Gloria Campoy: «Caldes de Malavella acogió 3.000 refugiados durante la Guerra Civil, más de 400 eran de Irun»
La investigadora catalana busca testimonios de familiares para que participen en la charla que dará en septiembre en la ciudad
Diario Vasco, , 08-05-2026Gloria Campoy es una investigadora catalana que está completando la base de datos del Memorial Democràtic de la Generalitat de Catalunya con información relativa al millón y medio de refugiados que Cataluña acogió durante la guerra.
En sus estudios de documentación, Irun es un nombre que se repite continuamente y cuya presencia le ha llegado a sorprender. «Como respuesta a lo que estaba ocurriendo en la Guerra Civil, la Generalitat de Catalunya dispuso que todos los ayuntamientos de Cataluña acogieran un 10% de población refugiada. Algunos, por la capacidad que tenían, acogieron más, el equivalente al 20% o al 30% de su población». Pero si hubo un municipio que destacó en ese sentido fue, desde luego, «Caldes de Malavella. En aquel tiempo tenía entre 3.500 y 3.000 habitantes, pero era una ciudad con balnearios. El de Vichy Catalán era el mayor y el más conocido, pero había otros muchos, algunos que aún existen. En un ejercicio de solidaridad, Caldes de Malavella acogió 3.000 refugiados, dobló su población. Creo que es importante recordarlo, destacarlo y ponerlo en valor, porque en tiempos de guerra, las cosas no eran fáciles, no era fácil siquiera conseguir comida y hubo mucha solidaridad».
Lo que ha llamado la atención de Campoy es que de esos 3.000 refugiados «más de 400 (423 ya confirmados) eran de Irun. Yo voy haciendo el estudio de los refugiados acogidos pueblo por pueblo y sólo en dos casos, el Caldes de Malavella y el de Esparraguera, hay una única población de origen que represente un porcentaje destacable sobre la población nativa del municipio de acogida, pero el caso de Irun en Caldes de Malavella es claramente el mayor, casi una relación de uno por cada cinco. Eso no pasa ni cuando hablamos de poblaciones de origen tan grandes como Bilbao». Quizá por eso interés por la ciudad fronteriza aumentó y contactó con la Asociación Republica Irunesa Nicolás Guerendiain, que también ha promovido muchos estudios y análisis sobre el exilio de la población local antes, durante y después de la guerra. «Es verdad que allí, en Irun, hay mucha información, mucha documentación. Se ha trabajado mucho. También es verdad que mi enfoque y el de la asociación son diferentes en algunos puntos porque ellos atienden todas las personas que salieron de Irun y yo busco a las que terminaron llegando a Cataluña».
Del trabajo conjunto con los miembros de Nicolás Guerendiain ha nacido una colaboración que ya se ha concretado de dos maneras.
De una parte, la web de la asociación republicana ha incorporado el listado actual (puede seguir creciendo) de las más de 400 personas de Irun que ya se ha confirmado que estuvieron refugiadas en Caldes de Malavella. Es una base de datos que de alguna manera complementa con otro enfoque la línea que ya se emprendió con la publicación de un estudio sobre los niños y niñas que salieron de Irun y Hondarribia por la guerra y que también incluye una exhaustiva lista bien documentada. Todo disponible en asociacionrepublicanairunesa.org.

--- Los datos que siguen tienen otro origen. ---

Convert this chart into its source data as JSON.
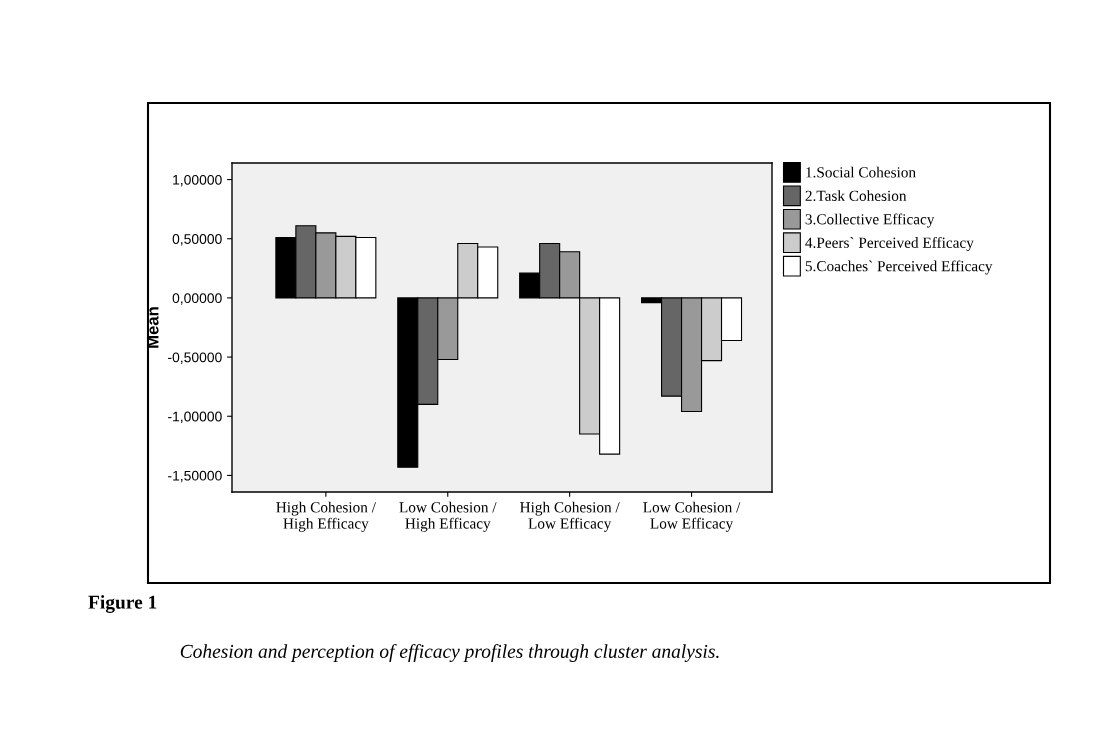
{
  "chart_data": {
    "type": "bar",
    "ylabel": "Mean",
    "categories": [
      "High Cohesion /\nHigh Efficacy",
      "Low Cohesion /\nHigh Efficacy",
      "High Cohesion /\nLow Efficacy",
      "Low Cohesion /\nLow Efficacy"
    ],
    "series": [
      {
        "name": "1.Social Cohesion",
        "color": "#000000",
        "values": [
          0.51,
          -1.43,
          0.21,
          -0.04
        ]
      },
      {
        "name": "2.Task Cohesion",
        "color": "#666666",
        "values": [
          0.61,
          -0.9,
          0.46,
          -0.83
        ]
      },
      {
        "name": "3.Collective Efficacy",
        "color": "#999999",
        "values": [
          0.55,
          -0.52,
          0.39,
          -0.96
        ]
      },
      {
        "name": "4.Peers` Perceived Efficacy",
        "color": "#cccccc",
        "values": [
          0.52,
          0.46,
          -1.15,
          -0.53
        ]
      },
      {
        "name": "5.Coaches` Perceived Efficacy",
        "color": "#ffffff",
        "values": [
          0.51,
          0.43,
          -1.32,
          -0.36
        ]
      }
    ],
    "ylim": [
      -1.64,
      1.14
    ],
    "yticks": [
      {
        "value": -1.5,
        "label": "-1,50000"
      },
      {
        "value": -1.0,
        "label": "-1,00000"
      },
      {
        "value": -0.5,
        "label": "-0,50000"
      },
      {
        "value": 0,
        "label": "0,00000"
      },
      {
        "value": 0.5,
        "label": "0,50000"
      },
      {
        "value": 1.0,
        "label": "1,00000"
      }
    ],
    "grid": false,
    "legend": "top right",
    "annotations": [
      "Figure 1",
      "Cohesion and perception of efficacy profiles through cluster analysis."
    ]
  }
}
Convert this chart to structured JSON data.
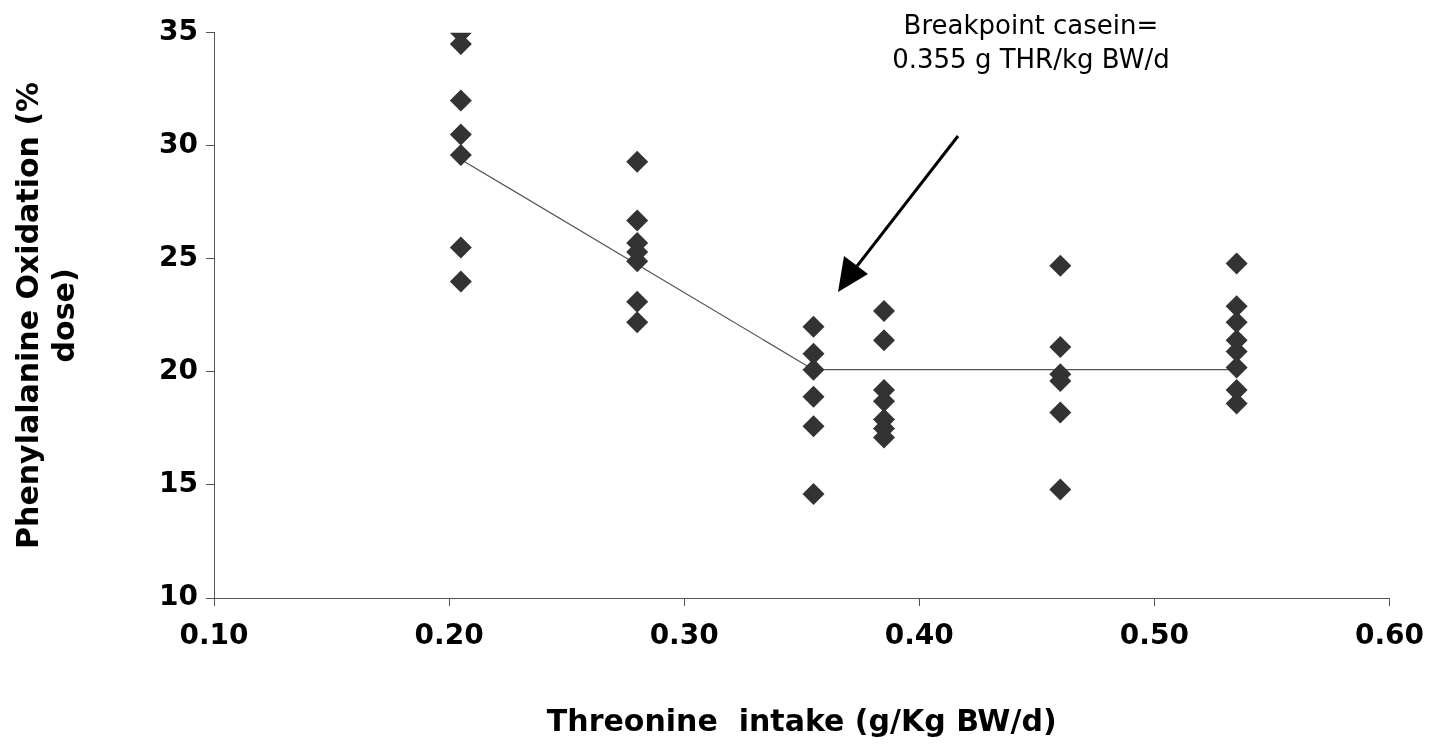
{
  "chart_data": {
    "type": "scatter",
    "xlabel": "Threonine  intake (g/Kg BW/d)",
    "ylabel": "Phenylalanine Oxidation (% dose)",
    "xlim": [
      0.1,
      0.6
    ],
    "xticks": [
      {
        "value": 0.1,
        "label": "0.10"
      },
      {
        "value": 0.2,
        "label": "0.20"
      },
      {
        "value": 0.3,
        "label": "0.30"
      },
      {
        "value": 0.4,
        "label": "0.40"
      },
      {
        "value": 0.5,
        "label": "0.50"
      },
      {
        "value": 0.6,
        "label": "0.60"
      }
    ],
    "ylim": [
      10,
      35
    ],
    "yticks": [
      10,
      15,
      20,
      25,
      30,
      35
    ],
    "grid": false,
    "legend": false,
    "series": [
      {
        "type": "scatter",
        "marker": "diamond",
        "color": "#333333",
        "x": [
          0.205,
          0.205,
          0.205,
          0.205,
          0.205,
          0.205,
          0.205,
          0.28,
          0.28,
          0.28,
          0.28,
          0.28,
          0.28,
          0.28,
          0.355,
          0.355,
          0.355,
          0.355,
          0.355,
          0.355,
          0.385,
          0.385,
          0.385,
          0.385,
          0.385,
          0.385,
          0.385,
          0.46,
          0.46,
          0.46,
          0.46,
          0.46,
          0.46,
          0.535,
          0.535,
          0.535,
          0.535,
          0.535,
          0.535,
          0.535,
          0.535
        ],
        "values": [
          35.0,
          34.5,
          32.0,
          30.5,
          29.6,
          25.5,
          24.0,
          29.3,
          26.7,
          25.7,
          25.3,
          24.9,
          23.1,
          22.2,
          22.0,
          20.8,
          20.1,
          18.9,
          17.6,
          14.6,
          22.7,
          21.4,
          19.2,
          18.7,
          17.9,
          17.5,
          17.1,
          24.7,
          21.1,
          19.9,
          19.6,
          18.2,
          14.8,
          24.8,
          22.9,
          22.2,
          21.4,
          20.9,
          20.2,
          19.2,
          18.6
        ]
      },
      {
        "type": "line",
        "color": "#555555",
        "x": [
          0.205,
          0.355,
          0.535
        ],
        "values": [
          29.4,
          20.1,
          20.1
        ]
      }
    ],
    "annotations": [
      "Breakpoint casein= 0.355 g THR/kg BW/d"
    ]
  }
}
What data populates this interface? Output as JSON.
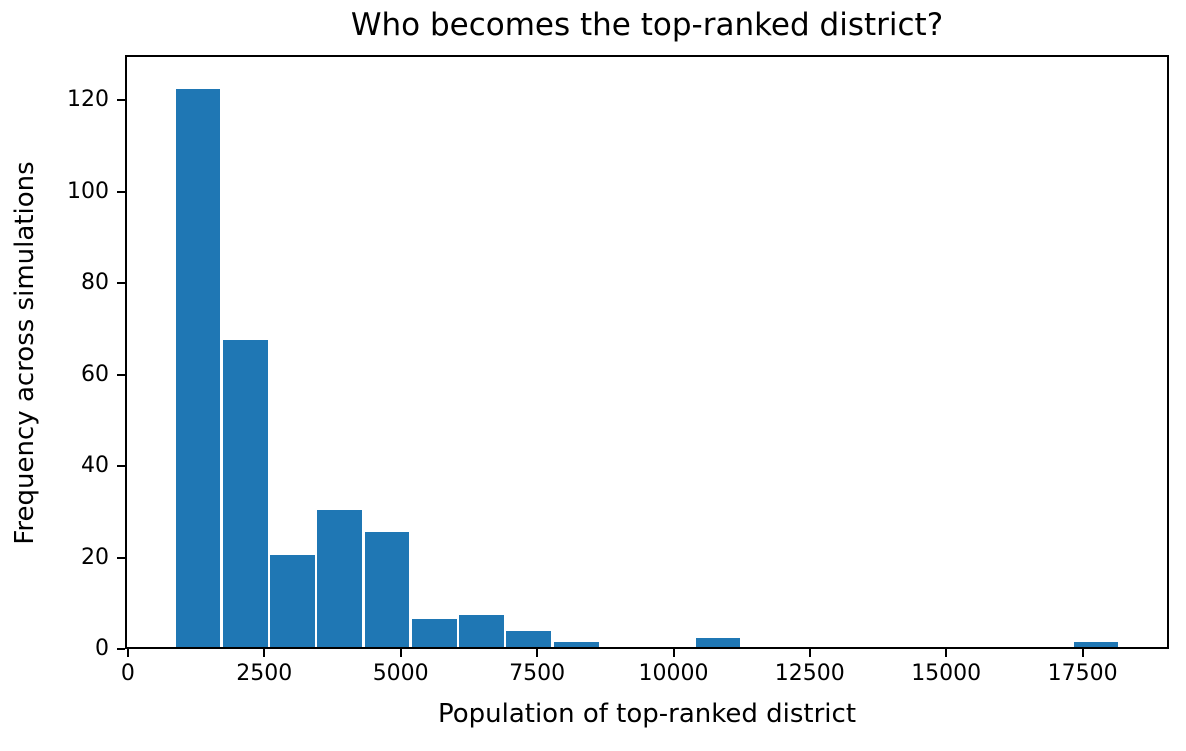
{
  "chart_data": {
    "type": "bar",
    "subtype": "histogram",
    "title": "Who becomes the top-ranked district?",
    "xlabel": "Population of top-ranked district",
    "ylabel": "Frequency across simulations",
    "bar_color": "#1f77b4",
    "bar_edge_color": "#ffffff",
    "axis_color": "#000000",
    "background_color": "#ffffff",
    "grid": false,
    "legend": "none",
    "xlim": [
      -17,
      19047
    ],
    "ylim": [
      0,
      129.5
    ],
    "x_ticks": [
      0,
      2500,
      5000,
      7500,
      10000,
      12500,
      15000,
      17500
    ],
    "y_ticks": [
      0,
      20,
      40,
      60,
      80,
      100,
      120
    ],
    "bin_edges": [
      850,
      1717,
      2583,
      3450,
      4316,
      5183,
      6049,
      6916,
      7782,
      8649,
      9515,
      10382,
      11248,
      12115,
      12981,
      13848,
      14714,
      15581,
      16447,
      17314,
      18180
    ],
    "counts": [
      122.5,
      67.5,
      20.5,
      30.5,
      25.5,
      6.5,
      7.5,
      4,
      1.5,
      0.5,
      0.5,
      2.5,
      0,
      0,
      0.5,
      0.5,
      0,
      0,
      0,
      1.5
    ]
  }
}
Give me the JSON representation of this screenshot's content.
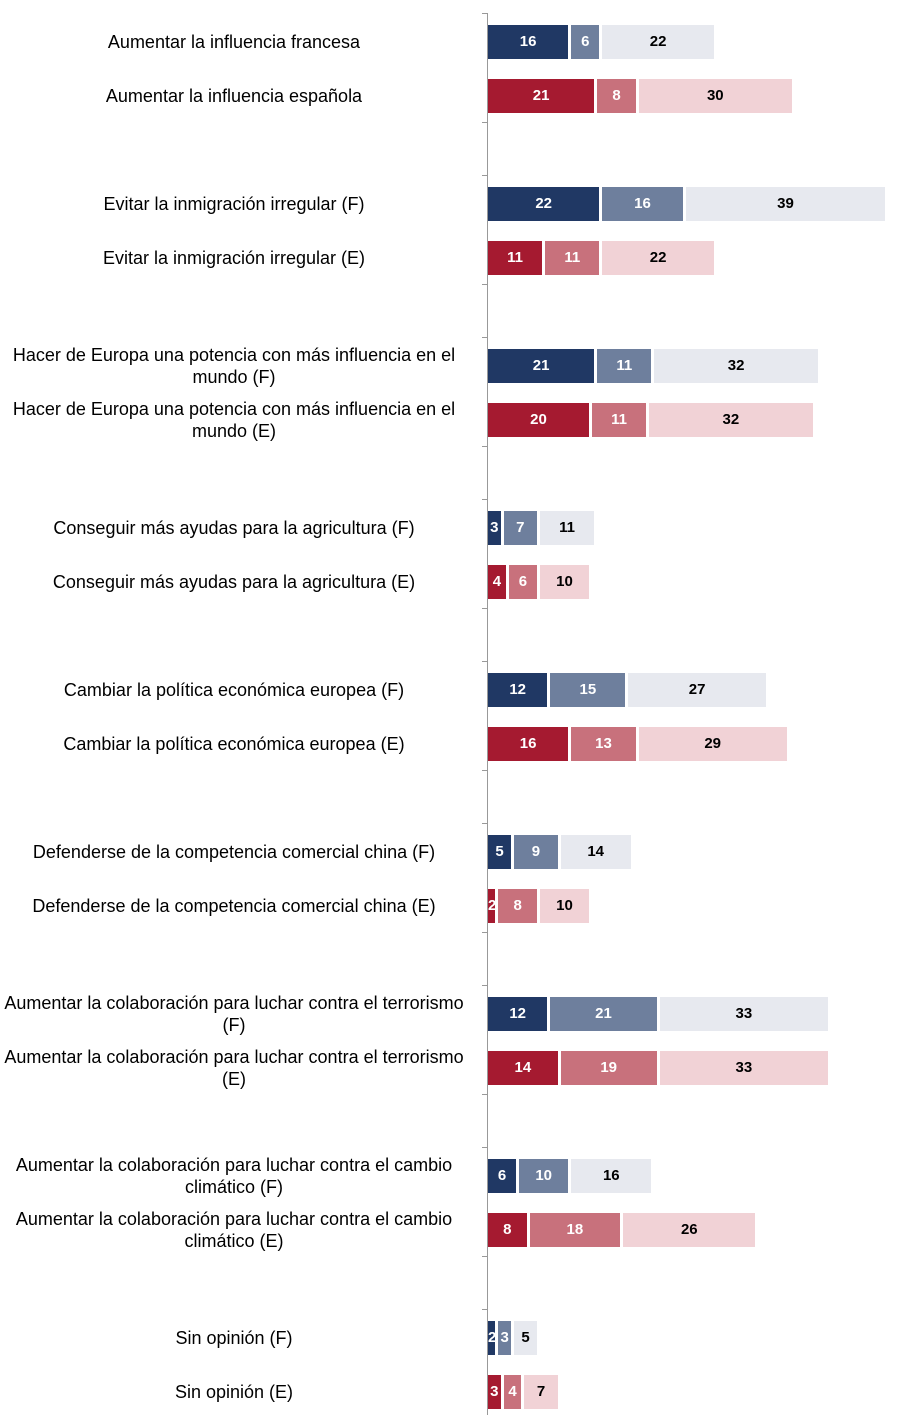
{
  "chart_data": {
    "type": "stacked-bar-horizontal",
    "categories": [
      "Aumentar la influencia francesa",
      "Aumentar la influencia española",
      "Evitar la inmigración irregular (F)",
      "Evitar la inmigración irregular (E)",
      "Hacer de Europa una potencia con más influencia en el mundo (F)",
      "Hacer de Europa una potencia con más influencia en el mundo (E)",
      "Conseguir más ayudas para la agricultura (F)",
      "Conseguir más ayudas para la agricultura (E)",
      "Cambiar la política económica europea (F)",
      "Cambiar la política económica europea (E)",
      "Defenderse de la competencia comercial china (F)",
      "Defenderse de la competencia comercial china (E)",
      "Aumentar la colaboración para luchar contra el terrorismo (F)",
      "Aumentar la colaboración para luchar contra el terrorismo (E)",
      "Aumentar la colaboración para luchar contra el cambio climático (F)",
      "Aumentar la colaboración para luchar contra el cambio climático (E)",
      "Sin opinión (F)",
      "Sin opinión (E)"
    ],
    "series": [
      {
        "colors": [
          "#203864",
          "#a51a30"
        ],
        "values": [
          16,
          21,
          22,
          11,
          21,
          20,
          3,
          4,
          12,
          16,
          5,
          2,
          12,
          14,
          6,
          8,
          2,
          3
        ]
      },
      {
        "colors": [
          "#6e7f9d",
          "#c8717c"
        ],
        "values": [
          6,
          8,
          16,
          11,
          11,
          11,
          7,
          6,
          15,
          13,
          9,
          8,
          21,
          19,
          10,
          18,
          3,
          4
        ]
      },
      {
        "colors": [
          "#e7e9ef",
          "#f1d2d6"
        ],
        "values": [
          22,
          30,
          39,
          22,
          32,
          32,
          11,
          10,
          27,
          29,
          14,
          10,
          33,
          33,
          16,
          26,
          5,
          7
        ]
      }
    ]
  }
}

El otro fruto de la colaboración entre la entidad y Campoy es una charla que la investigadora ofrecerá en Irun el próximo mes de septiembre en colaboración también con el Ayuntamiento. «Estoy buscando testimonios de familiares de personas que salieron de Irun y acabaron como refugiados en Cataluña», explica ella. «Me gustaría que pudieran dar testimonio en ese encuentro que tendremos allí. Algunos podrán contar lo que saben y otros quizá lo que hagan sea plantear preguntas. Tanto lo uno como lo otro es importante».
Aquellas personas que quieran ponerse en contacto con la investigadora pueden hacerlo a través del correo electrónico gcampoy.eoc.edu. También se puede hacer a través de la asociación republicana local (140431@asociacionrepublicanairunesa.org).
Campoy sabe que se ha embarcado en una tarea titánica, muy laboriosa. «Pero es importante. Los padres no quisieron hablar de lo que hicieron a sus hijos por precaución ante la dura represión de la época y los hijos no quisieron preguntar. Ahora los nietos quieren saber, porque resulta que sus abuelos tuvieron a una familia de refugiados en casa y no lo sabían. Ya no hay nadie para contárselo, pero hay registros y creo que es importante, tanto para Irun como lugar de origen como para Cataluña como destino de refugiados, saber lo que pasó. Si de la Guerra Civil se habla poco hasta en las clases de historia, de la parte social y humana, prácticamente nada», reivindica esta investigadora.